Advent, a time to prepare our hearts: A homily for the First Sunday of Advent

thToday we begin Advent. I love this season. I love the snow, the drear, the eggnog. On Friday night Msgr. and I spent a good while working on our trees until 1am. Then we put up some outdoor lights. I love this season. I love the hustle and bustle, the parties and concerts, and I love the wreaths and the candles. I love the packed roads and stores, the late sunrises and early sunsets. I love the music and the movies. I love it all. But yesterday morning the Lord hit me over the head. I was in my holy hour thanking God that this time of year is upon us, precisely for the things I just mentioned. And he came and said, “You idiot! That stuff is good, but don’t let it be your focus. Let me be your focus!”

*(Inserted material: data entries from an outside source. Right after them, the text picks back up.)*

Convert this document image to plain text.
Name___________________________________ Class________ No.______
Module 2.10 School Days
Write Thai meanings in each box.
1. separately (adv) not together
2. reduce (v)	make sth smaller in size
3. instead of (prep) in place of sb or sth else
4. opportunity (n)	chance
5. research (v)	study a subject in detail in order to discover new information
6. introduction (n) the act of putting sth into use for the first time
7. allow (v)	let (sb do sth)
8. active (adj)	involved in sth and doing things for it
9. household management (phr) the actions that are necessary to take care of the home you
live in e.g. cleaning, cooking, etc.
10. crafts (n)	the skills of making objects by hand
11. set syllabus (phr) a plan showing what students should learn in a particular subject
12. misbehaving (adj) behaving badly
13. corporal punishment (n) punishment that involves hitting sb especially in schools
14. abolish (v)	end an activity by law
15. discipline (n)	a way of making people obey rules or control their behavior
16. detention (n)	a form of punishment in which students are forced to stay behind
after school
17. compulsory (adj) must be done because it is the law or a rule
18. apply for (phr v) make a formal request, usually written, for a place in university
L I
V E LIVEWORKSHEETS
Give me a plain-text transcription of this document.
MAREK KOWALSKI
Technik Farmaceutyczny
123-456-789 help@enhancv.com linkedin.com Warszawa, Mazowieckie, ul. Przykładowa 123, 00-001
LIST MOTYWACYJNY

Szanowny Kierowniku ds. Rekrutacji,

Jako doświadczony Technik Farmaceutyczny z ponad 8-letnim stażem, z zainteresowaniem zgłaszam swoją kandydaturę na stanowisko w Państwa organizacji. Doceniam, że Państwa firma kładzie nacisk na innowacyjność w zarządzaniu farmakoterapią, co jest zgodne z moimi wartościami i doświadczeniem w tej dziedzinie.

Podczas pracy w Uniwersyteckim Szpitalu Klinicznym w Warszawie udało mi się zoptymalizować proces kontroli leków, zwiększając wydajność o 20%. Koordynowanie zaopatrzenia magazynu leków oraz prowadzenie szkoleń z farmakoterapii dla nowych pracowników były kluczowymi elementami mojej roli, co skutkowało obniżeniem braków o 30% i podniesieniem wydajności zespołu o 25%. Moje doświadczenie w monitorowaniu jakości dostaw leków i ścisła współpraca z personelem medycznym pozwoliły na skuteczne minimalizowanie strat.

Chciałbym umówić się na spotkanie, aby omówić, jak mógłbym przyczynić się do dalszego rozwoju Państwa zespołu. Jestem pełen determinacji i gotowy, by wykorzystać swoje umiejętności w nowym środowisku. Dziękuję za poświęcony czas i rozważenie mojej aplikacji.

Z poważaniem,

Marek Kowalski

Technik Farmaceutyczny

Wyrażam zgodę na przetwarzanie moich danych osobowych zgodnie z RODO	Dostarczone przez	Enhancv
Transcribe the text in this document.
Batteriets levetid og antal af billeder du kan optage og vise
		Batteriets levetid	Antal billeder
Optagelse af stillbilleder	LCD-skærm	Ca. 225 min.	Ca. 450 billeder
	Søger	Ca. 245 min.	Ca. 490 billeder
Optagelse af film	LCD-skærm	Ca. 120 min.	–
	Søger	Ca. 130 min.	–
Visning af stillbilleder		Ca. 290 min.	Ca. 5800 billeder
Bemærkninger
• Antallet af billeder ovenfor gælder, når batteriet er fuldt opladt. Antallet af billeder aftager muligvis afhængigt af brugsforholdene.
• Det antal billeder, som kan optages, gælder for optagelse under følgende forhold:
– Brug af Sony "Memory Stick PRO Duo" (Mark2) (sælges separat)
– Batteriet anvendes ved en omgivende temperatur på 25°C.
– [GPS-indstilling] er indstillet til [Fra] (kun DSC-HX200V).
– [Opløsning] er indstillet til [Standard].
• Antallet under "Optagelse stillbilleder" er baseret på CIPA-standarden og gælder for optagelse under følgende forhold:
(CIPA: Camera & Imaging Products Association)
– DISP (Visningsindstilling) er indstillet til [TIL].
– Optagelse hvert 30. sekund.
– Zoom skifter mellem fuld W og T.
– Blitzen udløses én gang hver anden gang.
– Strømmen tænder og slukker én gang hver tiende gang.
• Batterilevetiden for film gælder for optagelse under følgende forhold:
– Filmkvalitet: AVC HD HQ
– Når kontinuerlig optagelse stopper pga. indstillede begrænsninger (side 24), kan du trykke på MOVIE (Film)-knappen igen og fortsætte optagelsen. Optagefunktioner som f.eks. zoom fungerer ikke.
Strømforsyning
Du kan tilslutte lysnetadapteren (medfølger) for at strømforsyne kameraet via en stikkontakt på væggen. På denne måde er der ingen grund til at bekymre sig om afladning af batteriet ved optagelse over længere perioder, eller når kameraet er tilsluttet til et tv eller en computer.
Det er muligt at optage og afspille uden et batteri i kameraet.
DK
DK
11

And it dawned on me that my heart was not in the right place. Our readings today are all about the heart as Providence would have it. In our second reading, one of the earliest Christian documents we’ve got, St. Paul was telling the Thessalonians: Strengthen your hearts, get them ready, so that when the Lord comes you’re ready and excited to welcome his arrival. The same in the Gospel. Jesus tells his disciples, don’t let your hearts become drowsy! The Gospel says that when Jesus comes, everything is going to change. We would die of fright if we understood what was about to happen, the Lord says. Best to have hearts ready for that moment, hearts that are awake and open, hearts that desire our God more than eggnog, more than anything else in the world.

That’s our work of Advent: to prepare our hearts for the coming of the Lord. That is what our journey to Bethlehem is all about. We’ve got to get our hearts into shape so that when the Lord comes, our hearts are ablaze for him, our hearts are hungry for him, thirsty for the Lord. Our collect at Mass, it says that in Advent, we should desire God so much that we run forth to meet him, that we run to Bethlehem! Not wait and sit till he comes, but to eagerly await that moment, to run towards it, to desire it more than anything.

I see this every day. Recently at NCYC, we had 24,000 kids kneeling in adoration at Lucas Oil. Many were in tears, as I was. That’s the desire for God I’m talking about. We just had 150 first confessions here, too. They were sincere, beautiful. That’s the desire our hearts should have also. We need only look to the hearts of second graders for an example of where we should be.

Now a lot of us have drowsy hearts, weak hearts, hearts burdened by this or that. That was the lot of the folks in our first reading. And the psalm–it tells us that we have to lift up our hearts. We say that at Mass every day. Sometimes it takes a lot of lifting, so overwhelmed, so tired, so distracted are we. But to prepare our hearts—that is our Advent quest, our Advent duty. It may tkae some work but it will be worth it on Christmas day.

Jeff made my day yesterday when he told me that this Christmas Eve, we will sing, “In the Bleak Midwinter.” Here are the last two verses:

Angels and archangels
May have gathered there,
Cherubim and seraphim
Thronged the air –
But only His mother
In her maiden bliss
Worshipped the Beloved
With a kiss.

What can I give Him,
Poor as I am?
If I were a shepherd
I would bring a lamb;
If I were a wise man
I would do my part;
Yet what I can, I give Him –
Give my heart.

Pray God that when Christmas Day comes, when our Advent journeys are over, we will have a heart on fire, a heart filled with love to give to our God in the manger.